Country clothing must, above all, be practical: if it looks nice, that’s a bonus. I spend about nine months of the year trying to stay warm. I walk dogs, I get covered in mud, I scramble under barbed wire fences. I’m miles from a (very expensive) dry cleaner, so my clothes have to preferably be washable. The woodburner throws sparks, I cook two or three times a day.
Over the 18 years I’ve lived here, my clothes have therefore become less and less anything to do with fashion. Instead, I favour country labels such as Barbour and Orvis, and technical labels such as Craghopper’s, Finisterre and Woolpower. A new discovery is Rohan (more of that later), but until now, I would have said Lands’ End was my real go-to label for everyday, practical clothing that looks nice and suits my life.
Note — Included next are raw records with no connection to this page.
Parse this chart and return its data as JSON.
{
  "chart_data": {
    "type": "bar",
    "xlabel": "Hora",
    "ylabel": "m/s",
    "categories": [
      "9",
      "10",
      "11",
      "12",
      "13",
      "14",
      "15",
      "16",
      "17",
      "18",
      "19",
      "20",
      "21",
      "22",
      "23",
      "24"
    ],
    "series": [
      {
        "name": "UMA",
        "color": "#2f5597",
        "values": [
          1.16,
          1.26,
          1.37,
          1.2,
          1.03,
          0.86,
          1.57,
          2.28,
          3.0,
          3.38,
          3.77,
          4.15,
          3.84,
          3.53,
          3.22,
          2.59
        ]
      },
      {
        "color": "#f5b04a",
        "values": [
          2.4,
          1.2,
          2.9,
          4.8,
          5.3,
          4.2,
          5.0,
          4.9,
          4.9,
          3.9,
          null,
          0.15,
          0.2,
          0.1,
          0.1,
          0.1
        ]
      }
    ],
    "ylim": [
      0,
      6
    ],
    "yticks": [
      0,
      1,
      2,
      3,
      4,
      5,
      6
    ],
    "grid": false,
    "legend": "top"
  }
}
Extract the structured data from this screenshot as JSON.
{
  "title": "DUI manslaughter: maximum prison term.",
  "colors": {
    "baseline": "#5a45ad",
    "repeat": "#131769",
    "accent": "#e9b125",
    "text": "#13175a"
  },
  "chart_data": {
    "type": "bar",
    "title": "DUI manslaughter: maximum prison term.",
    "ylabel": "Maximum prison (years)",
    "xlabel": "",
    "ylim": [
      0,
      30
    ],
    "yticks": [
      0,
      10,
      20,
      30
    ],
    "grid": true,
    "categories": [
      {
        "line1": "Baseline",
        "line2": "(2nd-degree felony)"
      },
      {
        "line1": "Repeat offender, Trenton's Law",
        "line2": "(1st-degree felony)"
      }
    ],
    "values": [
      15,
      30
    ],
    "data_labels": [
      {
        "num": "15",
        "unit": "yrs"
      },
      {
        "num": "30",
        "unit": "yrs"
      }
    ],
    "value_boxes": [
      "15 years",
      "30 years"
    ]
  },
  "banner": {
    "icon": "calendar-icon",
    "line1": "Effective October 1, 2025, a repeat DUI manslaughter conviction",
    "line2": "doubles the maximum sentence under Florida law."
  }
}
I discovered Lands’ End in 2011 when the DH bought the Insulated Squall Parka. It was a brilliant bit of kit – very lightweight, really warm, loads of pockets, including handwarmer pockets, a tough nylon shell that sloughs off the rain. It has an inner elasticated cuff to keep the draughts out, a two-way zip so you can undo it from top or bottom, a popper wind-stop closure and a removable hood.
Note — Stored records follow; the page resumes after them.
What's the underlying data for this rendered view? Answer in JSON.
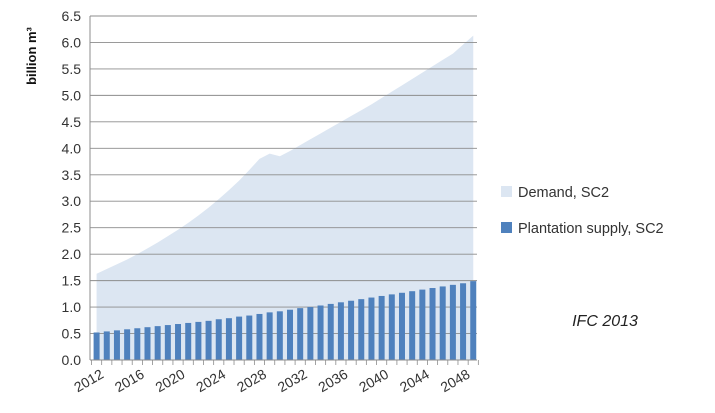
{
  "chart_data": {
    "type": "area",
    "ylabel": "billion m³",
    "ylim": [
      0,
      6.5
    ],
    "yticks": [
      "0.0",
      "0.5",
      "1.0",
      "1.5",
      "2.0",
      "2.5",
      "3.0",
      "3.5",
      "4.0",
      "4.5",
      "5.0",
      "5.5",
      "6.0",
      "6.5"
    ],
    "xtick_labels": [
      "2012",
      "2016",
      "2020",
      "2024",
      "2028",
      "2032",
      "2036",
      "2040",
      "2044",
      "2048"
    ],
    "x": [
      2012,
      2013,
      2014,
      2015,
      2016,
      2017,
      2018,
      2019,
      2020,
      2021,
      2022,
      2023,
      2024,
      2025,
      2026,
      2027,
      2028,
      2029,
      2030,
      2031,
      2032,
      2033,
      2034,
      2035,
      2036,
      2037,
      2038,
      2039,
      2040,
      2041,
      2042,
      2043,
      2044,
      2045,
      2046,
      2047,
      2048,
      2049
    ],
    "grid": true,
    "legend_position": "right",
    "series": [
      {
        "name": "Demand, SC2",
        "type": "area",
        "color": "#dce6f2",
        "values": [
          1.63,
          1.72,
          1.81,
          1.9,
          2.0,
          2.11,
          2.22,
          2.34,
          2.46,
          2.59,
          2.73,
          2.88,
          3.04,
          3.21,
          3.39,
          3.59,
          3.8,
          3.9,
          3.85,
          3.95,
          4.06,
          4.17,
          4.28,
          4.39,
          4.5,
          4.61,
          4.72,
          4.83,
          4.95,
          5.07,
          5.19,
          5.31,
          5.43,
          5.55,
          5.67,
          5.79,
          5.96,
          6.13
        ]
      },
      {
        "name": "Plantation supply, SC2",
        "type": "bar",
        "color": "#4f81bd",
        "values": [
          0.52,
          0.54,
          0.56,
          0.58,
          0.6,
          0.62,
          0.64,
          0.66,
          0.68,
          0.7,
          0.72,
          0.74,
          0.77,
          0.79,
          0.82,
          0.84,
          0.87,
          0.9,
          0.92,
          0.95,
          0.98,
          1.0,
          1.03,
          1.06,
          1.09,
          1.12,
          1.15,
          1.18,
          1.21,
          1.24,
          1.27,
          1.3,
          1.33,
          1.36,
          1.39,
          1.42,
          1.45,
          1.49
        ]
      }
    ],
    "annotations": [
      "IFC 2013"
    ]
  }
}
I immediately went out and bought myself the non-insulated version (which is still extremely warm) and this is my standard on-road dog-walking coat, in bright daffodil yellow. And over the next three years I’ve dropped many hundreds of pounds in Lands’ End’s direction in the shape of fleece tunics, gilets and trousers; Starfish cotton jersey pants and tops; and numerous coats.
The firm, which was private, was bought by Sear’s in 2001 and there have been complaints ever since about the declining quality of the goods, but I hadn’t had a problem and it’s always with pleasure that I greet a new catalogue dropping through the post. This morning I read it, as usual, in the bath. But I was dismayed – it immediately became apparent that something was amiss.
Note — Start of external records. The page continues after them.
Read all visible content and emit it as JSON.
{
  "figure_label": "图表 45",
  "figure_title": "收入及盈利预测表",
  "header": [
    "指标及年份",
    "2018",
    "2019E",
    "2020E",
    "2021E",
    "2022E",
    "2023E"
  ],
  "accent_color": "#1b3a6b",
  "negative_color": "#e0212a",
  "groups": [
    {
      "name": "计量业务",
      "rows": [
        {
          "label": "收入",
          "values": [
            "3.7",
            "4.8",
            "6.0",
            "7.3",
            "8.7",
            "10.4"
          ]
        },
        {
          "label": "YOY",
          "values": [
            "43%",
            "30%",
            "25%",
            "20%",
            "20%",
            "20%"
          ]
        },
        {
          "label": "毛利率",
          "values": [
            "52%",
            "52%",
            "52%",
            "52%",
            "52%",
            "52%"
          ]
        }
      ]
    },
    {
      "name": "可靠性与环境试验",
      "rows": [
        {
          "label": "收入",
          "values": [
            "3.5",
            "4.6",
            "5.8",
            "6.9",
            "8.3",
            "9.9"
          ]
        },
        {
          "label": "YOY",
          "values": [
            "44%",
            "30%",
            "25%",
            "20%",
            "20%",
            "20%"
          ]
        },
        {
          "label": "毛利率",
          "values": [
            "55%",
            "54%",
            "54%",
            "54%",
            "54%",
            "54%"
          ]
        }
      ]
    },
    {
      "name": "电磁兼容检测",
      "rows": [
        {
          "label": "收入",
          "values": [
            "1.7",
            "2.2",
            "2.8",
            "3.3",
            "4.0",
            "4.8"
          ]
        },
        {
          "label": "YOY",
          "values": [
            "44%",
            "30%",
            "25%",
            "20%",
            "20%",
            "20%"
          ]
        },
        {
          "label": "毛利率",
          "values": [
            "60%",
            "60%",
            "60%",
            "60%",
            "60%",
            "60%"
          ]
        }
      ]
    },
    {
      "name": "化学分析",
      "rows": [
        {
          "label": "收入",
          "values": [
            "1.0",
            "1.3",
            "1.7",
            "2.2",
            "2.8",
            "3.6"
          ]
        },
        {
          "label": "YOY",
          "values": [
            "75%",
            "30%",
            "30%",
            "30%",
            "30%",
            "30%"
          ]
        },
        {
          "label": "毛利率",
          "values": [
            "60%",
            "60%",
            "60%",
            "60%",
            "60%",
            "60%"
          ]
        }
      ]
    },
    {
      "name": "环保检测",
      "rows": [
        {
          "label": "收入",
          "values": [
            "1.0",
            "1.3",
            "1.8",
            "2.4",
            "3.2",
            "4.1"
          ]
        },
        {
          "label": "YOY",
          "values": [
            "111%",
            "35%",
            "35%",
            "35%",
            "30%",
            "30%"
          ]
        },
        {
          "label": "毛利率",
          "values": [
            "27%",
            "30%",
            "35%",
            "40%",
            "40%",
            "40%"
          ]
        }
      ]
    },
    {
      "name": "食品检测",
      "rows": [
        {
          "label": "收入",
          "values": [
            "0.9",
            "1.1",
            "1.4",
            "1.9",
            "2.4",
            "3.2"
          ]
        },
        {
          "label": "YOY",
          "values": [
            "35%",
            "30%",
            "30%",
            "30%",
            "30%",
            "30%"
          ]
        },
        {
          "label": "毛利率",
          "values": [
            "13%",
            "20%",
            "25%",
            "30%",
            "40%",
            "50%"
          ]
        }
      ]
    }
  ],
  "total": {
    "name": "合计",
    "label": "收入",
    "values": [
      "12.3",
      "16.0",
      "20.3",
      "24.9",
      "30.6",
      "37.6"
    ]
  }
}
There are no pictures of active women in the brochure. Time was, I used to flick through this thing and see women who looked somewhat like me, doing things similar to what I do – women walking their dogs, rambling through the countryside, boating, etc. Suddenly, instead, all the models are pictured against a featureless grey background, posed like models from any fashion catalogue. The text is about fashion, not about features. The clothes are about fashion, not about features. The older models are nowhere to be seen. I got almost to page 50 before I could find anything practical – these flimsy little garments aren’t going to keep a girl warm in the autumn chill.
Is my favourite label finally going down the tube and turning into a fashion house? God help us, because there are more than enough of those already – the last thing we need is another one. When it comes to fashion, I am kind of choosy, and willing to pay a premium to a company like Wall for organic, fair-trade, limited-edition clothing with an artisan streak. But these supposedly fashionable Lands’ End clothes look pretty frumpy to me and there’s an awful lot of polyester appearing where it used to be pure cotton.
What a disappointment. I know that the company has been struggling recently, but a rush to the bottom isn’t the way to sort this out, when every supermarket can produce low-priced sweat-shop labour clothing for those who like that sort of thing. I will be gutted if this is yet another label I can no longer trust.